6. Considérant que, sans contester la possibilité de diversité des modes de recrutement des fonctionnaires d'un même corps, d'ailleurs consacrée par la pratique, les sénateurs auteurs de la saisine soutiennent que la loi soumise à l'examen du Conseil constitutionnel méconnaît l'article 6 précité de la Déclaration de 1789 à deux points de vue : en premier lieu, en ce que certains des critères retenus par la loi pour définir les catégories de citoyens admis au mode particulier de recrutement qu'elle institue sont sans rapport avec l'exigence de capacité formulée par l'article 6 de la Déclaration ; en second lieu, en ce que la loi écarte du concours qu'elle institue des citoyens dont les aptitudes et les qualités ne sauraient être présumées inférieures à celles des citoyens qu'elle admet à concourir ;
En ce qui concerne l'exigence de capacité formulée par l'article 6 de la Déclaration de 1789 :
7. Considérant qu'il résulte des travaux préparatoires que le législateur a estimé que les personnes appartenant aux catégories définies par l'article 20 bis nouveau de l'ordonnance du 4 février 1959 présentaient des qualités de compétence, d'expérience et de désintéressement faisant présumer leur aptitude à se présenter à un concours de recrutement ayant pour objet de vérifier leur capacité et de choisir les meilleures d'entre elles ; que cette appréciation qu'il appartenait au législateur de porter n'est pas entachée d'une erreur manifeste ;
8. Considérant que, si l'alinéa 8 de l'article 20 bis nouveau confie au ministre chargé de la fonction publique le soin d'établir, après avis d'une commission présidée par un conseiller d'État, la liste des personnes admises à concourir, il résulte tant des travaux préparatoires que des règles générales de la fonction publique que la mission ainsi confiée, sous le contrôle du juge, au ministre chargé de la fonction publique a pour seul objet la vérification de l'aptitude légale des candidats à se présenter au concours et non celle de leur capacité qui relève du seul jury du concours ;
9. Considérant que la nomination des candidats admis au concours dans les corps auxquels ils ont accès est précédée d'une formation dispensée par l'Ecole nationale d'administration ; que l'établissement, à l'issue de cette formation, d'une liste de classement par ordre de mérite commande le choix des corps par les intéressés ;
10. Considérant que cet ensemble de mesures satisfait à l'exigence de capacité formulée par l'article 6 de la Déclaration de 1789 ; qu'ainsi, de ce premier point de vue, le grief élevé par les auteurs de la saisine ne saurait être retenu.
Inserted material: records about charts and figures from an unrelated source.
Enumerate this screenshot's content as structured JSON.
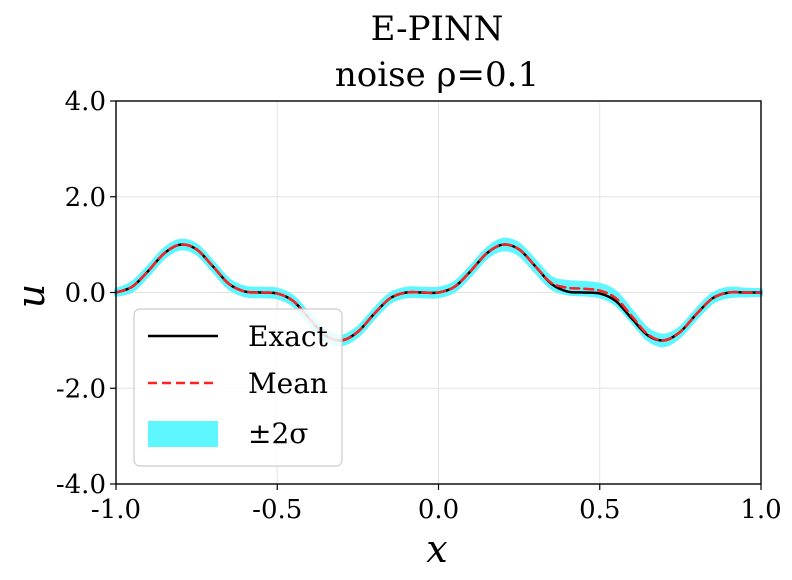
{
  "chart_data": {
    "type": "line",
    "title": "E-PINN",
    "subtitle": "noise ρ=0.1",
    "xlabel": "x",
    "ylabel": "u",
    "xlim": [
      -1.0,
      1.0
    ],
    "ylim": [
      -4.0,
      4.0
    ],
    "grid": true,
    "legend_position": "lower-left",
    "x_ticks": [
      -1.0,
      -0.5,
      0.0,
      0.5,
      1.0
    ],
    "x_tick_labels": [
      "-1.0",
      "-0.5",
      "0.0",
      "0.5",
      "1.0"
    ],
    "y_ticks": [
      -4.0,
      -2.0,
      0.0,
      2.0,
      4.0
    ],
    "y_tick_labels": [
      "-4.0",
      "-2.0",
      "0.0",
      "2.0",
      "4.0"
    ],
    "x": [
      -1.0,
      -0.95,
      -0.9,
      -0.85,
      -0.8,
      -0.75,
      -0.7,
      -0.65,
      -0.6,
      -0.55,
      -0.5,
      -0.45,
      -0.4,
      -0.35,
      -0.3,
      -0.25,
      -0.2,
      -0.15,
      -0.1,
      -0.05,
      0.0,
      0.05,
      0.1,
      0.15,
      0.2,
      0.25,
      0.3,
      0.35,
      0.4,
      0.45,
      0.5,
      0.55,
      0.6,
      0.65,
      0.7,
      0.75,
      0.8,
      0.85,
      0.9,
      0.95,
      1.0
    ],
    "series": [
      {
        "name": "Exact",
        "color": "#000000",
        "style": "solid",
        "values": [
          0.0,
          0.12,
          0.45,
          0.82,
          1.0,
          0.9,
          0.55,
          0.18,
          0.02,
          0.0,
          -0.02,
          -0.18,
          -0.55,
          -0.9,
          -1.0,
          -0.82,
          -0.45,
          -0.12,
          0.0,
          0.0,
          0.0,
          0.12,
          0.45,
          0.82,
          1.0,
          0.9,
          0.55,
          0.18,
          0.02,
          0.0,
          -0.02,
          -0.18,
          -0.55,
          -0.9,
          -1.0,
          -0.82,
          -0.45,
          -0.12,
          0.0,
          0.0,
          0.0
        ]
      },
      {
        "name": "Mean",
        "color": "#ff2020",
        "style": "dashed",
        "values": [
          0.0,
          0.12,
          0.45,
          0.82,
          1.0,
          0.9,
          0.55,
          0.18,
          0.02,
          0.0,
          -0.02,
          -0.18,
          -0.55,
          -0.9,
          -1.0,
          -0.82,
          -0.45,
          -0.12,
          0.0,
          0.0,
          0.0,
          0.12,
          0.45,
          0.82,
          1.0,
          0.9,
          0.55,
          0.2,
          0.1,
          0.08,
          0.04,
          -0.12,
          -0.5,
          -0.88,
          -1.0,
          -0.82,
          -0.45,
          -0.12,
          0.0,
          0.0,
          0.0
        ]
      }
    ],
    "band": {
      "name": "±2σ",
      "color": "#5ef7ff",
      "half_width": [
        0.05,
        0.08,
        0.08,
        0.08,
        0.08,
        0.08,
        0.08,
        0.08,
        0.08,
        0.08,
        0.08,
        0.08,
        0.08,
        0.08,
        0.08,
        0.08,
        0.08,
        0.08,
        0.08,
        0.08,
        0.08,
        0.08,
        0.08,
        0.08,
        0.1,
        0.1,
        0.1,
        0.1,
        0.12,
        0.12,
        0.12,
        0.12,
        0.1,
        0.1,
        0.1,
        0.08,
        0.08,
        0.08,
        0.08,
        0.06,
        0.05
      ]
    }
  }
}
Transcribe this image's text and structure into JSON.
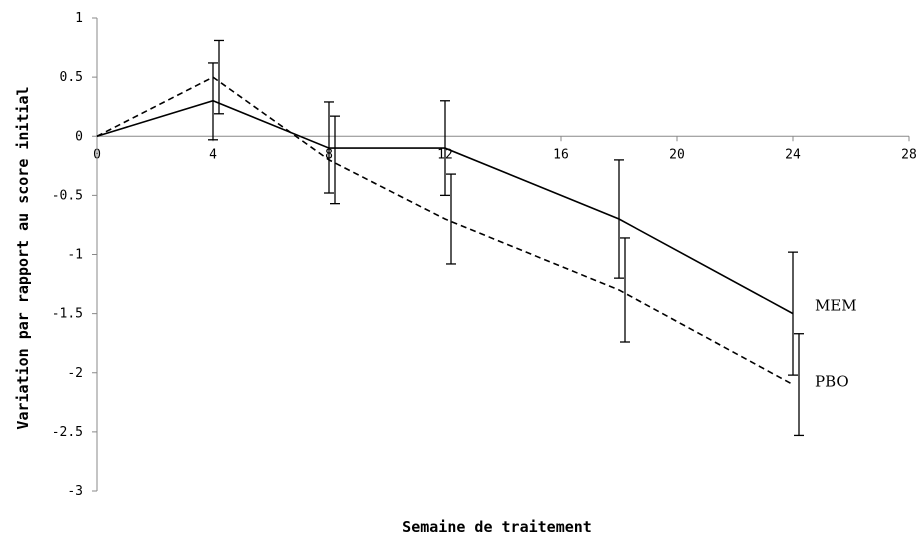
{
  "chart_data": {
    "type": "line",
    "xlabel": "Semaine de traitement",
    "ylabel": "Variation par rapport au score initial",
    "xlim": [
      0,
      28
    ],
    "ylim": [
      -3,
      1
    ],
    "x_ticks": [
      0,
      4,
      8,
      12,
      16,
      20,
      24,
      28
    ],
    "x_tick_labels": [
      "0",
      "4",
      "8",
      "12",
      "16",
      "20",
      "24",
      "28"
    ],
    "y_ticks": [
      1,
      0.5,
      0,
      -0.5,
      -1,
      -1.5,
      -2,
      -2.5,
      -3
    ],
    "y_tick_labels": [
      "1",
      "0.5",
      "0",
      "-0.5",
      "-1",
      "-1.5",
      "-2",
      "-2.5",
      "-3"
    ],
    "grid": false,
    "legend": "inline labels at line ends",
    "series": [
      {
        "name": "MEM",
        "style": "solid",
        "color": "#000000",
        "x": [
          0,
          4,
          8,
          12,
          18,
          24
        ],
        "y": [
          0,
          0.3,
          -0.1,
          -0.1,
          -0.7,
          -1.5
        ],
        "err_low": [
          null,
          -0.03,
          -0.48,
          -0.5,
          -1.2,
          -2.02
        ],
        "err_high": [
          null,
          0.62,
          0.29,
          0.3,
          -0.2,
          -0.98
        ]
      },
      {
        "name": "PBO",
        "style": "dashed",
        "color": "#000000",
        "x": [
          0,
          4,
          8,
          12,
          18,
          24
        ],
        "y": [
          0,
          0.5,
          -0.2,
          -0.7,
          -1.3,
          -2.1
        ],
        "err_low": [
          null,
          0.19,
          -0.57,
          -1.08,
          -1.74,
          -2.53
        ],
        "err_high": [
          null,
          0.81,
          0.17,
          -0.32,
          -0.86,
          -1.67
        ]
      }
    ]
  }
}
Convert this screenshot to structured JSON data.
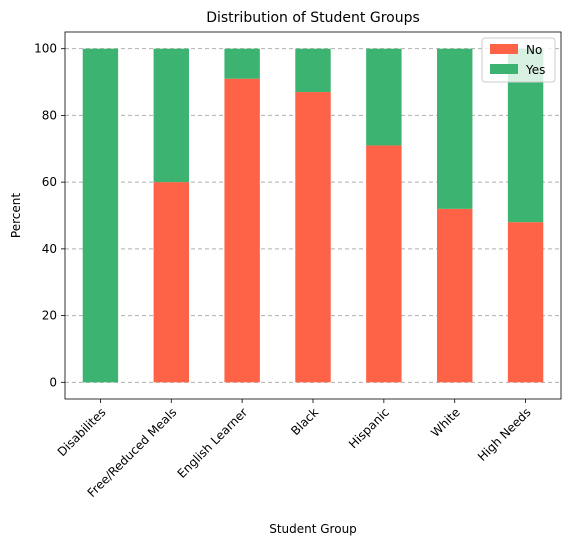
{
  "chart_data": {
    "type": "bar",
    "stacked": true,
    "title": "Distribution of Student Groups",
    "xlabel": "Student Group",
    "ylabel": "Percent",
    "categories": [
      "Disabilites",
      "Free/Reduced Meals",
      "English Learner",
      "Black",
      "Hispanic",
      "White",
      "High Needs"
    ],
    "series": [
      {
        "name": "No",
        "color": "#ff6347",
        "values": [
          0,
          60,
          91,
          87,
          71,
          52,
          48
        ]
      },
      {
        "name": "Yes",
        "color": "#3cb371",
        "values": [
          100,
          40,
          9,
          13,
          29,
          48,
          52
        ]
      }
    ],
    "ylim": [
      -5,
      105
    ],
    "yticks": [
      0,
      20,
      40,
      60,
      80,
      100
    ],
    "grid": "y-dashed",
    "legend": "top-right"
  }
}
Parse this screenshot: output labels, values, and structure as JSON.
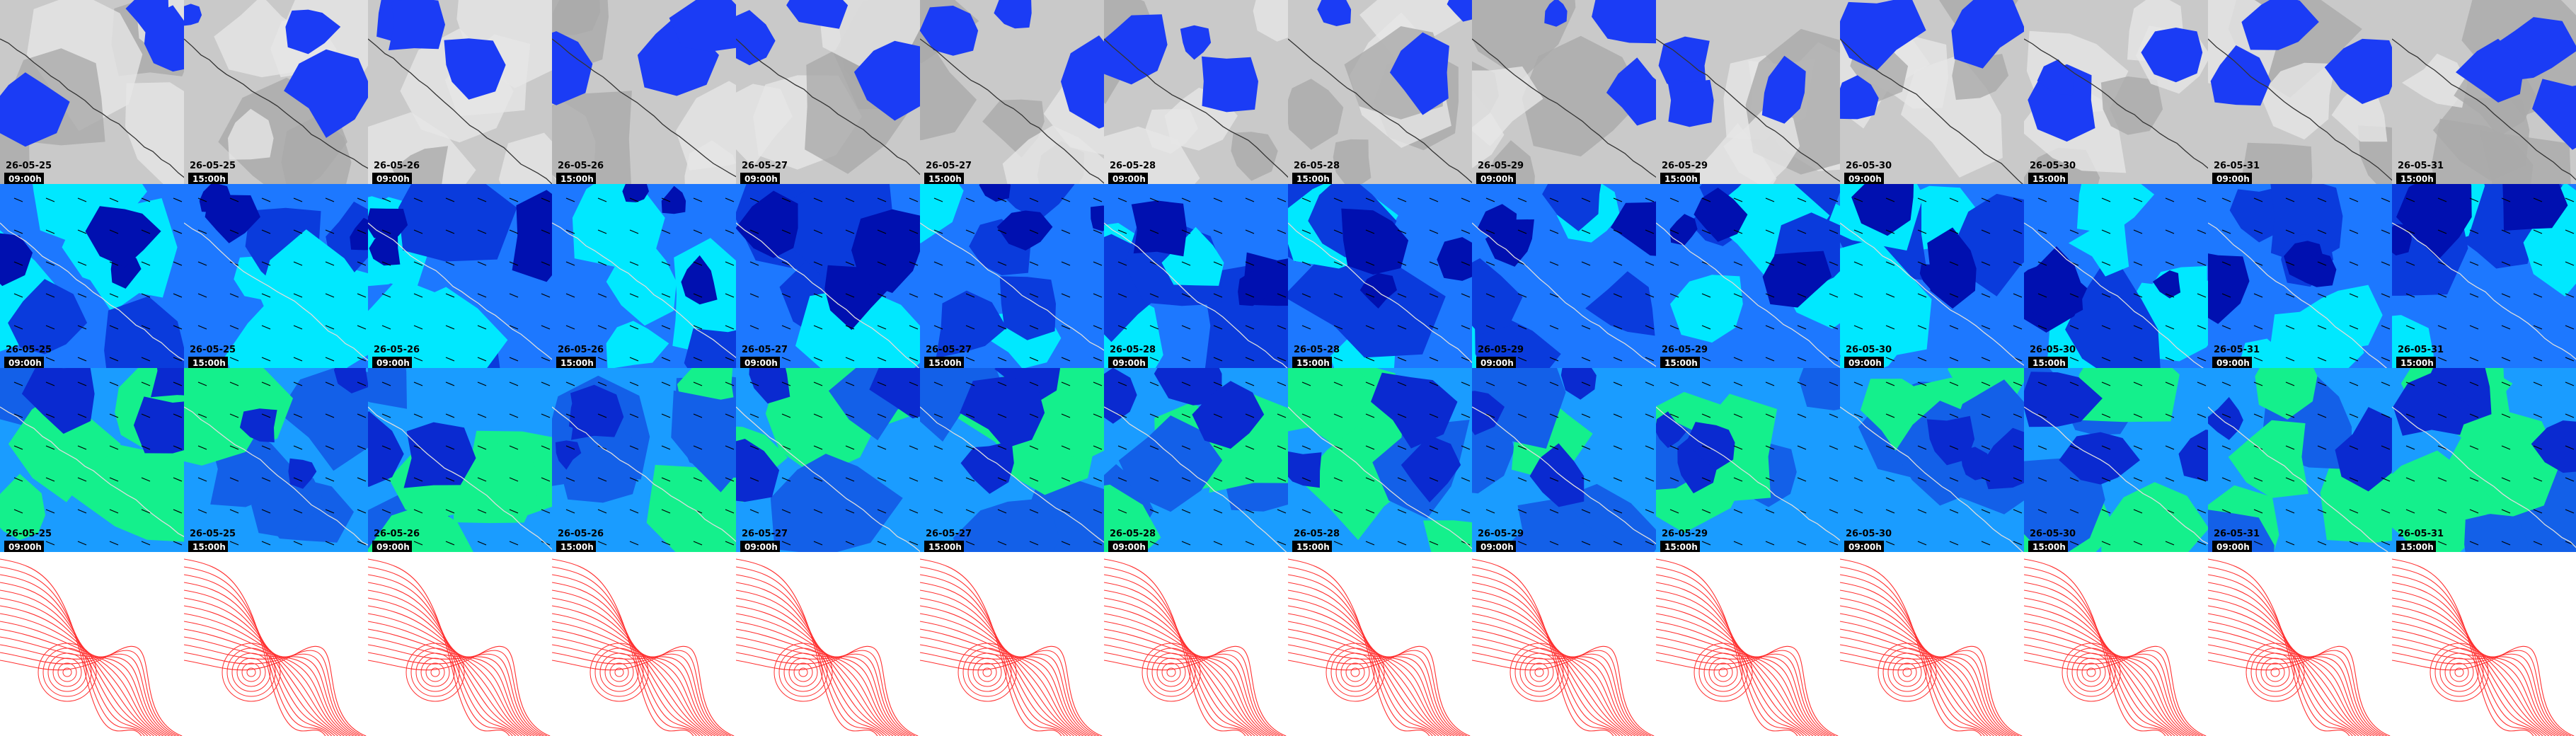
{
  "frames": [
    {
      "date": "26-05-25",
      "time": "09:00h"
    },
    {
      "date": "26-05-25",
      "time": "15:00h"
    },
    {
      "date": "26-05-26",
      "time": "09:00h"
    },
    {
      "date": "26-05-26",
      "time": "15:00h"
    },
    {
      "date": "26-05-27",
      "time": "09:00h"
    },
    {
      "date": "26-05-27",
      "time": "15:00h"
    },
    {
      "date": "26-05-28",
      "time": "09:00h"
    },
    {
      "date": "26-05-28",
      "time": "15:00h"
    },
    {
      "date": "26-05-29",
      "time": "09:00h"
    },
    {
      "date": "26-05-29",
      "time": "15:00h"
    },
    {
      "date": "26-05-30",
      "time": "09:00h"
    },
    {
      "date": "26-05-30",
      "time": "15:00h"
    },
    {
      "date": "26-05-31",
      "time": "09:00h"
    },
    {
      "date": "26-05-31",
      "time": "15:00h"
    }
  ]
}
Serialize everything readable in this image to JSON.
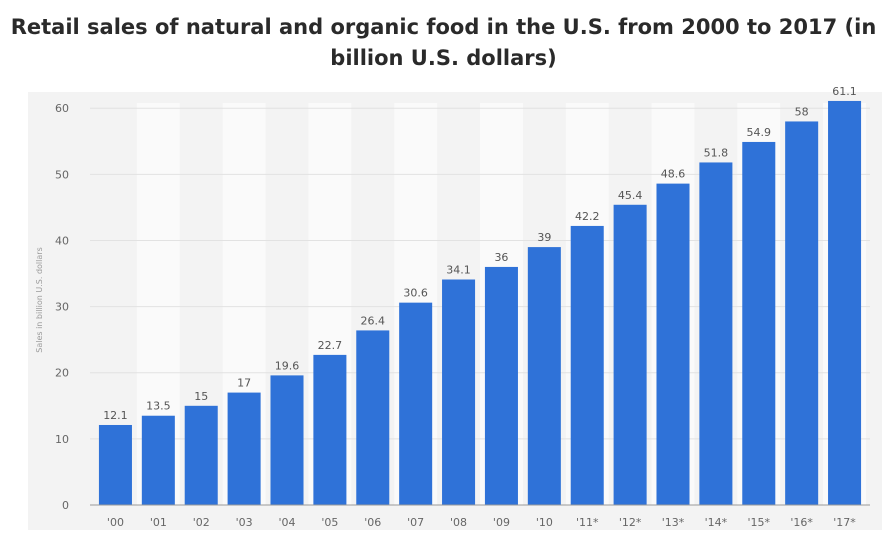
{
  "chart_data": {
    "type": "bar",
    "title_lines": [
      "Retail sales of natural and organic food in the U.S. from 2000 to 2017 (in",
      "billion U.S. dollars)"
    ],
    "ylabel": "Sales in billion U.S. dollars",
    "xlabel": "",
    "categories": [
      "'00",
      "'01",
      "'02",
      "'03",
      "'04",
      "'05",
      "'06",
      "'07",
      "'08",
      "'09",
      "'10",
      "'11*",
      "'12*",
      "'13*",
      "'14*",
      "'15*",
      "'16*",
      "'17*"
    ],
    "values": [
      12.1,
      13.5,
      15,
      17,
      19.6,
      22.7,
      26.4,
      30.6,
      34.1,
      36,
      39,
      42.2,
      45.4,
      48.6,
      51.8,
      54.9,
      58,
      61.1
    ],
    "value_labels": [
      "12.1",
      "13.5",
      "15",
      "17",
      "19.6",
      "22.7",
      "26.4",
      "30.6",
      "34.1",
      "36",
      "39",
      "42.2",
      "45.4",
      "48.6",
      "51.8",
      "54.9",
      "58",
      "61.1"
    ],
    "yticks": [
      0,
      10,
      20,
      30,
      40,
      50,
      60
    ],
    "ylim": [
      0,
      62
    ],
    "grid": true,
    "bar_color": "#2f72d8"
  }
}
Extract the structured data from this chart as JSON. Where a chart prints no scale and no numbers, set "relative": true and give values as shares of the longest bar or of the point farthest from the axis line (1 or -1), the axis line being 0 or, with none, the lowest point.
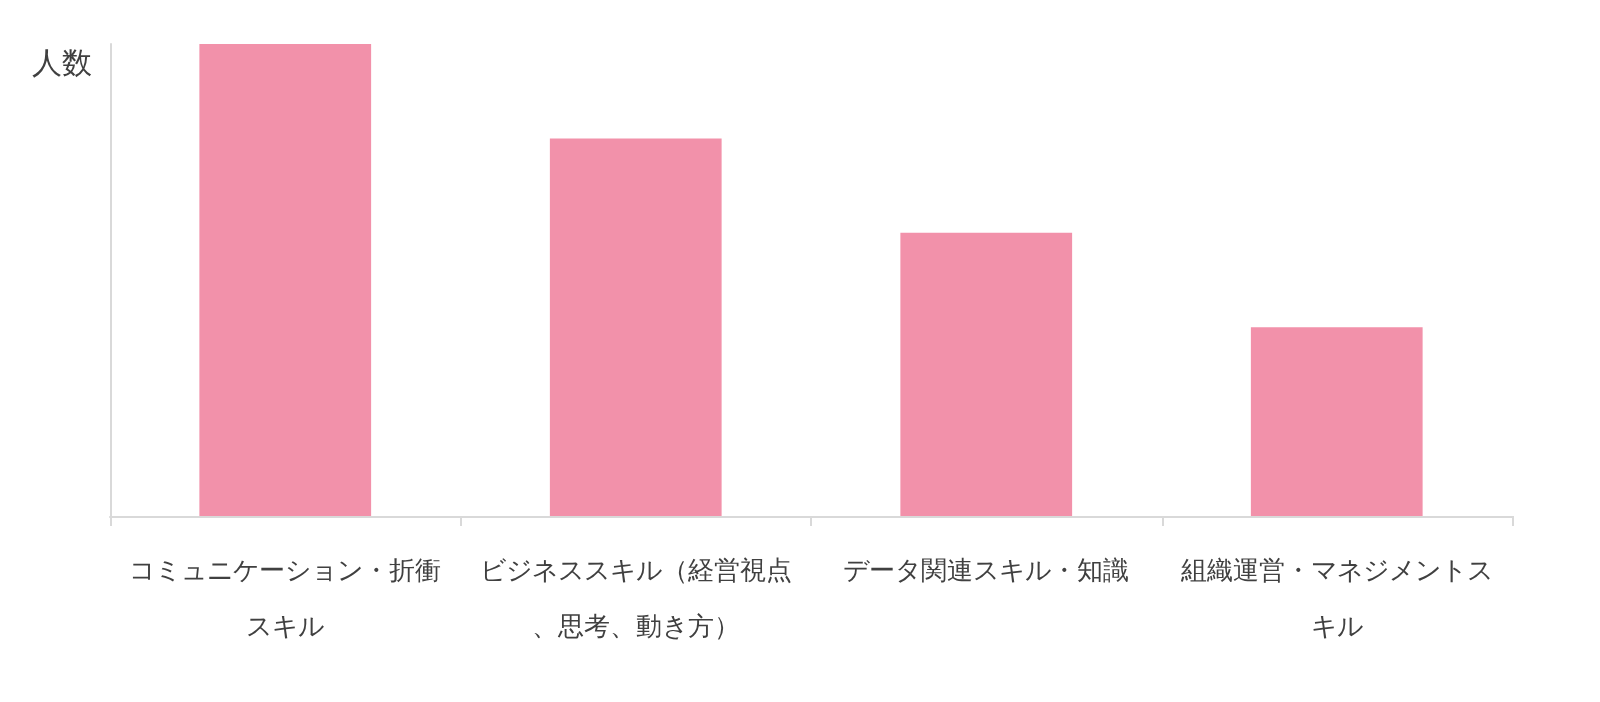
{
  "chart_data": {
    "type": "bar",
    "ylabel": "人数",
    "relative": true,
    "categories": [
      "コミュニケーション・折衝スキル",
      "ビジネススキル（経営視点、思考、動き方）",
      "データ関連スキル・知識",
      "組織運営・マネジメントスキル"
    ],
    "values": [
      1,
      0.8,
      0.6,
      0.4
    ],
    "color": "#f291aa",
    "grid": false
  }
}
En ce qui concerne l'exclusion de certaines catégories de personnes du bénéfice de la loi :
11. Considérant que, de façon générale, les auteurs de la saisine font valoir que le législateur n'a pas admis au bénéfice de la loi soumise à l'examen du Conseil constitutionnel des catégories de personnes, notamment les cadres du secteur public, semi-public ou privé, dont les mérites et les aptitudes ne sauraient être présumés moindres que ceux des personnes admises à subir le concours de sélection sur épreuves ;
12. Considérant que la loi présentement examinée ne s'est pas référée, pour déterminer les catégories de personnes admises à son bénéfice, à aucun critère de caractère socio-professionnel ; qu'ainsi le principe de l'égal accès aux emplois publics n'a pu être méconnu au détriment des cadres ni d'ailleurs au détriment d'aucune autre catégorie socio-professionnelle ;
13. Considérant que les possibilités d'accès aux qualifications ouvrant le bénéfice de la loi sont égales pour toutes les personnes, sans discrimination de droit ou de fait selon les professions ;
14. Considérant ainsi que, dans sa formulation la plus générale, le grief présentement examiné ne saurait être retenu.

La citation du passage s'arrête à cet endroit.